Hay un razonamiento primario bastante extendido: «De religiones, ni hablar: ¡somos marxistas!».

Bien, si somos marxistas, recordemos la célebre cita de Marx al respecto: Das religiöse Elend ist in einem der Ausdruck des wirklichen Elendes und in einem die Protestation gegen das wirkliche Elend. Die Religion ist der Seufzer der bedrängten Kreatur, das Gemüth einer herzlosen Welt, wie sie der Geist geistloser Zustände ist. Sie ist das Opium des Volks.

En efecto, para la bedrängten Kreatur (el oprimido), la religión es una droga (das Opium) que le ayuda a soportar su situación, pero ello no significa de forma automática que sea algo que le lleve a aceptar esa opresión (podríamos hacer un paralelismo con la psiquiatría: si una persona, que ya no soporta las condiciones de vida que el sistema le impone, acude a un terapeuta que le prescribe unas pastillas, está claro que debe saber que lo que hay que hacer es luchar para cambiar esas condiciones de vida insoportables, pero mientras tanto no vamos a quitarle sus antidepresivos). La misma actitud que hay que mantener ante los psicofármacos y las drogas puede esgrimirse frente a la religión.

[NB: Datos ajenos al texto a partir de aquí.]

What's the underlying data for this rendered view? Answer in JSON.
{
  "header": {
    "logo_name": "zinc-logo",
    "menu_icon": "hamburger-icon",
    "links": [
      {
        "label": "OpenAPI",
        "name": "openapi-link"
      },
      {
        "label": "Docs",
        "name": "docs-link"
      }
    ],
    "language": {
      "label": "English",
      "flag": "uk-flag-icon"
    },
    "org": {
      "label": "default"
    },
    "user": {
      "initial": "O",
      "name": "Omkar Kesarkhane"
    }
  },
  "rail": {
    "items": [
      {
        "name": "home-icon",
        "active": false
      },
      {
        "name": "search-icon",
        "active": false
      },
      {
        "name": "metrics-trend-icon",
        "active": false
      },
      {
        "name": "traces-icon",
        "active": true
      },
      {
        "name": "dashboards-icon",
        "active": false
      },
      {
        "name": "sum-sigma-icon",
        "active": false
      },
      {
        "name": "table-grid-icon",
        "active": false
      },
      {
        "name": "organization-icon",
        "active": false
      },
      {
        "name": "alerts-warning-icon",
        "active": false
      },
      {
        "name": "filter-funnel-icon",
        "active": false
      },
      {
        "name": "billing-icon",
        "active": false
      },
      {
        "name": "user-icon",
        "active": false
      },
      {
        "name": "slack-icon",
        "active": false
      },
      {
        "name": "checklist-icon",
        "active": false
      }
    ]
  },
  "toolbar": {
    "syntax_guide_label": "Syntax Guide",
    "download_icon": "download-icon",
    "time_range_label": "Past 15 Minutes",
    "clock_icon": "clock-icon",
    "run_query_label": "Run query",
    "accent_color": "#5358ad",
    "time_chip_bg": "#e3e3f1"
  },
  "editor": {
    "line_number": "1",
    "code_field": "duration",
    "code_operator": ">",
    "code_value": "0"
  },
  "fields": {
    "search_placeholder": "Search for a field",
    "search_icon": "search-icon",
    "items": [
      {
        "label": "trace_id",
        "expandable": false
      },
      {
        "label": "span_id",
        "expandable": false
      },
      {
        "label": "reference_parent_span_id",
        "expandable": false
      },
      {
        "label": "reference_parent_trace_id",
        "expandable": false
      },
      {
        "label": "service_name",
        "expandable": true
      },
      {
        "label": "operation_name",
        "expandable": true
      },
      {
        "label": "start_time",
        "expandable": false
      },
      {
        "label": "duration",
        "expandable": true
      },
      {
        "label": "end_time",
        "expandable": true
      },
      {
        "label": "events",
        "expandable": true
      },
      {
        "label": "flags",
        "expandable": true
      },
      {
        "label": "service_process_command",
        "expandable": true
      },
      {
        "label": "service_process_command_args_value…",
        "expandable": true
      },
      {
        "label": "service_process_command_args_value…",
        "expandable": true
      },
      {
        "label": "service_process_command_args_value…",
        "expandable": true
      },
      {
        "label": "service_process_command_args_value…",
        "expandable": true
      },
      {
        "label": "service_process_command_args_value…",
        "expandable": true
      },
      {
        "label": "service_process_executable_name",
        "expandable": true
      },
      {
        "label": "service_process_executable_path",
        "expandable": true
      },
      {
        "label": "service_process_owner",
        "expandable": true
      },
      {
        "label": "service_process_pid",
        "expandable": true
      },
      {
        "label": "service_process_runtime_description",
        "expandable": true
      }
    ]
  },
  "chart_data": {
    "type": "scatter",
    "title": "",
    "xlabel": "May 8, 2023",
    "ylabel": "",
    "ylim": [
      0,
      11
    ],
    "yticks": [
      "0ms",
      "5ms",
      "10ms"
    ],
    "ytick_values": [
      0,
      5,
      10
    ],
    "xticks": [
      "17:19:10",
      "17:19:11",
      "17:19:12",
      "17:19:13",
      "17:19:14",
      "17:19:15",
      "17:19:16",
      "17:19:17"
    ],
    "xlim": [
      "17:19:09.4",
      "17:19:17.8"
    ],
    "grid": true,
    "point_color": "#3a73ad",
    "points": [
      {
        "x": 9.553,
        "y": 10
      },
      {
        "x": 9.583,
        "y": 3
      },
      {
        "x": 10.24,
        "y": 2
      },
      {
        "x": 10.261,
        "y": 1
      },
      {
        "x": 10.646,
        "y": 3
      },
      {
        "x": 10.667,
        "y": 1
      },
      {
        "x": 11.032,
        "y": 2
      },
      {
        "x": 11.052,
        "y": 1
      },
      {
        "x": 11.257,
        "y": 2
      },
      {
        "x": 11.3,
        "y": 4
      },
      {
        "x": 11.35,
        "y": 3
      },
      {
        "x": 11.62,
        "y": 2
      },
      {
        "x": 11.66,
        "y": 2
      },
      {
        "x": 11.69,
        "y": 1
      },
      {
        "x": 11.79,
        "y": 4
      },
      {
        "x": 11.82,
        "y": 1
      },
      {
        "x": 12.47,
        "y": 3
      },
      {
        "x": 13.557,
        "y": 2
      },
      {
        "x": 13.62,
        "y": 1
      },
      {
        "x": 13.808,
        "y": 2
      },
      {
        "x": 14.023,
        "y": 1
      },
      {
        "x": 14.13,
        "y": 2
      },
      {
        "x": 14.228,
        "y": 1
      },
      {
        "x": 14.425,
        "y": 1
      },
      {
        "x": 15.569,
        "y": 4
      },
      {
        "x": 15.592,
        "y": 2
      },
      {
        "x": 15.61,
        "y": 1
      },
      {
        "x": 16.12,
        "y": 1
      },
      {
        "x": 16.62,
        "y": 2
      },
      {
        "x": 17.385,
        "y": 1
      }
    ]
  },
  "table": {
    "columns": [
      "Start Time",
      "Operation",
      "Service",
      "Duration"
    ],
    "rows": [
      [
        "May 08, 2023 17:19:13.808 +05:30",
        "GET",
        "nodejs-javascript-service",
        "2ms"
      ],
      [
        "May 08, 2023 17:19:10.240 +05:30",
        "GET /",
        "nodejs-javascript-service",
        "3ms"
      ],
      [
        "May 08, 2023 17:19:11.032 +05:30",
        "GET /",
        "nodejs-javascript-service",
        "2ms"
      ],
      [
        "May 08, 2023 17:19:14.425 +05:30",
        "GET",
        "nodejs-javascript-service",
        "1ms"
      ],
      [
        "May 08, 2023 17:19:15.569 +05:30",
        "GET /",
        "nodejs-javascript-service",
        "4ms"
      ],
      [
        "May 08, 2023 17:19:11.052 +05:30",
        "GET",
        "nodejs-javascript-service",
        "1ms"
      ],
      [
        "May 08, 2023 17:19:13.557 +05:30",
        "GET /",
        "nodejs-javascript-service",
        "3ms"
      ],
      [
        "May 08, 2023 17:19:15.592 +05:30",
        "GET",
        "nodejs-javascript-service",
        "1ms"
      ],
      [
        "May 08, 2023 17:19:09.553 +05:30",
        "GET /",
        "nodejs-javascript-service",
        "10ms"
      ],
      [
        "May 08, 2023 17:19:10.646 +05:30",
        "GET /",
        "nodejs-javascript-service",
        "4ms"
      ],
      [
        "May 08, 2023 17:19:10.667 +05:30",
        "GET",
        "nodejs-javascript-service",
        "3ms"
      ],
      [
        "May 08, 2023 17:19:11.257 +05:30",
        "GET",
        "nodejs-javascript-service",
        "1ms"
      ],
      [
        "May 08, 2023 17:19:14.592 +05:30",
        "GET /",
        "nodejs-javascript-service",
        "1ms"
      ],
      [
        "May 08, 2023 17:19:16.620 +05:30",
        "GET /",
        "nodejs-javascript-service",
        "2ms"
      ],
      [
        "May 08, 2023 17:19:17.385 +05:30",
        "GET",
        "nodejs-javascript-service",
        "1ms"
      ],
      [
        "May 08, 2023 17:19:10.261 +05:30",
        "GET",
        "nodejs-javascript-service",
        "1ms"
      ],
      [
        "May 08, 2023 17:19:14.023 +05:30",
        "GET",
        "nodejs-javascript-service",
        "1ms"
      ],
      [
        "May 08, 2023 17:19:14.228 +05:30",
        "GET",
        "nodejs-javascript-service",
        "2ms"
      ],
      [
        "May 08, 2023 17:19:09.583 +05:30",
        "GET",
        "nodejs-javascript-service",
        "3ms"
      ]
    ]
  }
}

El islam sirve de refugio contra el racismo en el estado francés, como ya lo fue en Estados Unidos, donde los afroamericanos empezaron a crear organizaciones islámicas de resistencia antirracista desde 1930 (cabe recordar que incluso militantes tan preparados como el propio Malcolm X peregrinaron a La Meca, con la esperanza de haber encontrado una religión que no les hiciera «poner la otra mejilla»).

Pero incluso el cristianismo ha servido de refugio en África y América Latina. En la Sudáfrica del apartheid, los africanos esgrimían el mensaje evangélico de igualdad entre todo el género humano como respuesta a la política de segregación. En la Nicaragua de los Somoza, Ernesto Cardenal se dirigía así desesperadamente al dios de los cristianos:

Libéranos Tú, ya que no nos pueden liberar los partidos

De hecho, no pocos militantes han llegado al socialismo por querer ser consecuentes con el mensaje igualitario presente en muchas religiones. Saltar de la caridad a la solidaridad no es algo difícil de entender; Hélder Câmara afirmó:

Quando dou comida aos pobres chamam-me de santo. Quando pergunto por que eles são pobres chamam-me de comunista.

Las facciones religiosas en la lucha de los pueblos musulmanes, que al principio incluso fueron propiciadas por el imperialismo para contrarrestar la fuerza de las organizaciones socialistas , cobraron gran fuerza tras la desaparición de la URSS. No es difícil imaginar la razón: si el «socialismo real» aparecía tan frágil, muchos militantes decidieron integrarse en grupos de inspiración islámica, pues «solo Alá no les traicionaría». Es así como en todo el mundo musulmán, de Marruecos a Indonesia pasando por Palestina, los grupos islamistas han arrebatado a las organizaciones socialistas y comunistas la bandera del antiimperialismo en estos últimos años.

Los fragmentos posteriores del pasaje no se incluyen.